The meeting focused very much on practical aspects of assessing Mental Capacity both in medicolegal and clinical contexts in people who have had a brain injury.
The meeting was a result of many months of discussion and consultation by Dr Neil Brooks of Rehab Without Walls, and neuropsychology colleagues involved in both Statutory Services and Independent Practice, in the UK and the Republic of Ireland.

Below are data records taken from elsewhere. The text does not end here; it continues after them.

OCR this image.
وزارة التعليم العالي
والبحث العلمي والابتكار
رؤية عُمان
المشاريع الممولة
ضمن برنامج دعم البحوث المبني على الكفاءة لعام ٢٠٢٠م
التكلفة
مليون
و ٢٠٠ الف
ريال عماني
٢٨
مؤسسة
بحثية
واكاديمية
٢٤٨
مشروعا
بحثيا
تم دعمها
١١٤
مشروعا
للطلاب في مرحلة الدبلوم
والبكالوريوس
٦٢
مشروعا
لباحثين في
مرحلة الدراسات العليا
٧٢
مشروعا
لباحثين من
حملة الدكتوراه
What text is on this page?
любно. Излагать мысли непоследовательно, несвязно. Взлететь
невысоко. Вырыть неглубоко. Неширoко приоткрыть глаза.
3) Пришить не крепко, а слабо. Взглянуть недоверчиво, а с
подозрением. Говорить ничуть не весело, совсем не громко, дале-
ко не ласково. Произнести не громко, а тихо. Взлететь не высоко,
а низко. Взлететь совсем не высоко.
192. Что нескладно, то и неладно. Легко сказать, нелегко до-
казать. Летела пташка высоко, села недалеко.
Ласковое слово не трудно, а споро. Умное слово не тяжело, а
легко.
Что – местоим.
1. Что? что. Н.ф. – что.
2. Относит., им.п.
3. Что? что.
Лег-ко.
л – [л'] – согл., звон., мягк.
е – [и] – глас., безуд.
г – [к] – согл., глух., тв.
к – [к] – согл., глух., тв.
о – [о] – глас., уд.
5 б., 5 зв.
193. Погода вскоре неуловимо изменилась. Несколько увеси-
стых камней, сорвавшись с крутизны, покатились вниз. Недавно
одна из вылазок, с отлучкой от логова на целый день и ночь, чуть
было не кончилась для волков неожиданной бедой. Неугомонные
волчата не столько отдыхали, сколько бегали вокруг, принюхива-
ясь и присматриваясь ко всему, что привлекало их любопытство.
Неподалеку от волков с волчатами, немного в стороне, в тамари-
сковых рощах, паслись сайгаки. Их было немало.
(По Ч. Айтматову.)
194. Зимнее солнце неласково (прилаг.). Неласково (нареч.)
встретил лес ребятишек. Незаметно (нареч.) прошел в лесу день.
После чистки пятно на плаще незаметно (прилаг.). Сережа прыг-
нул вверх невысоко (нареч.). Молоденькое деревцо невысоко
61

The morning was devoted to fundamental issues, most particularly what the Courts expect of a neuropsychology Expert who is assessing capacity, and the cognitive neuropsychology of decision making. His Honour, Senior Judge Denzil Lush, Senior Judge of the Court of Protection gave a very full and informative talk, drawing on recent Judgements to outline the factors which the Court expects to see in a report, and also identifying Judgements in which the Court had decided not to go along with the views of a particular Expert. His Honour Judge Lush stressed the important point that it is the Court which decides on Mental Capacity, and the Expert only advises. This was a theme which was picked up frequently throughout the day.
The cognitive neuropsychology of decision making was dealt with in very helpful detail by Professor Graham Powell, who identified rules of decision making, including rules of thumb (“heuristics”), and associated biases which can lead to difficulties in decision making. He outlined a very useful “lens” model of decision making, which sees decision making not solely as a cognitive matter, but as a complex process involving cues, assumptions, and psychological processes, including biases. The lens model was used frequently during the day when issues of capacity assessment were raised in the “consult a colleague” sessions.
The afternoon was devoted to practical matters in the assessment of capacity, both in a medicolegal and clinical context. The clinical context was addressed by Dr Camilla Herbert, and Professor Gus Baker, who quizzed each other about capacity assessments in complex, often urgent, clinical situations. The medicolegal aspects were addressed by Dr Richard Warburg, and Professor
Graham Powell, using a detailed analysis of a recent case in which Dr Warburg has been involved (Loughlin v Singh).
Both morning and afternoon session included a “consult a colleague” session in which questions were raised from the floor, and debated by a small panel.
Overall the day was a great success, and a number of recurring themes were identified as follows:
While we are all bound by the Mental Capacity Act (2005), the law is a living instrument, and the Act is currently under review by the Law Commission. It is very likely that the Act will change, both in relation to matters such as Deprivation Of Liberty Safeguards, and also to make it compliant with the United Nations Convention on the Rights of People with Disabilities (UNCRPD).
When asked to assess capacity in either a medicolegal or clinical context, start by deciding exactly what the issue is, and exactly what aspect(s) of capacity is being assessed.
When assessing capacity, write it down and use (and document) multiple sources of information.
The assessment of capacity in brain injury is complicated, and those involved in assessing capacity should not be afraid to recognise and acknowledge that.
Those assessing capacity are, fundamentally advisors to the Court, and it is the Court which decides. If a situation is complex and difficult, the assessor should be confident in advising the Court of that, and suggesting what additional information may be necessary to help the Expert come to a view.
A specific message for psychologists is – remember you are a psychologist, and trust your clinical judgement.
All in all, an excellent, stimulating, and informative day.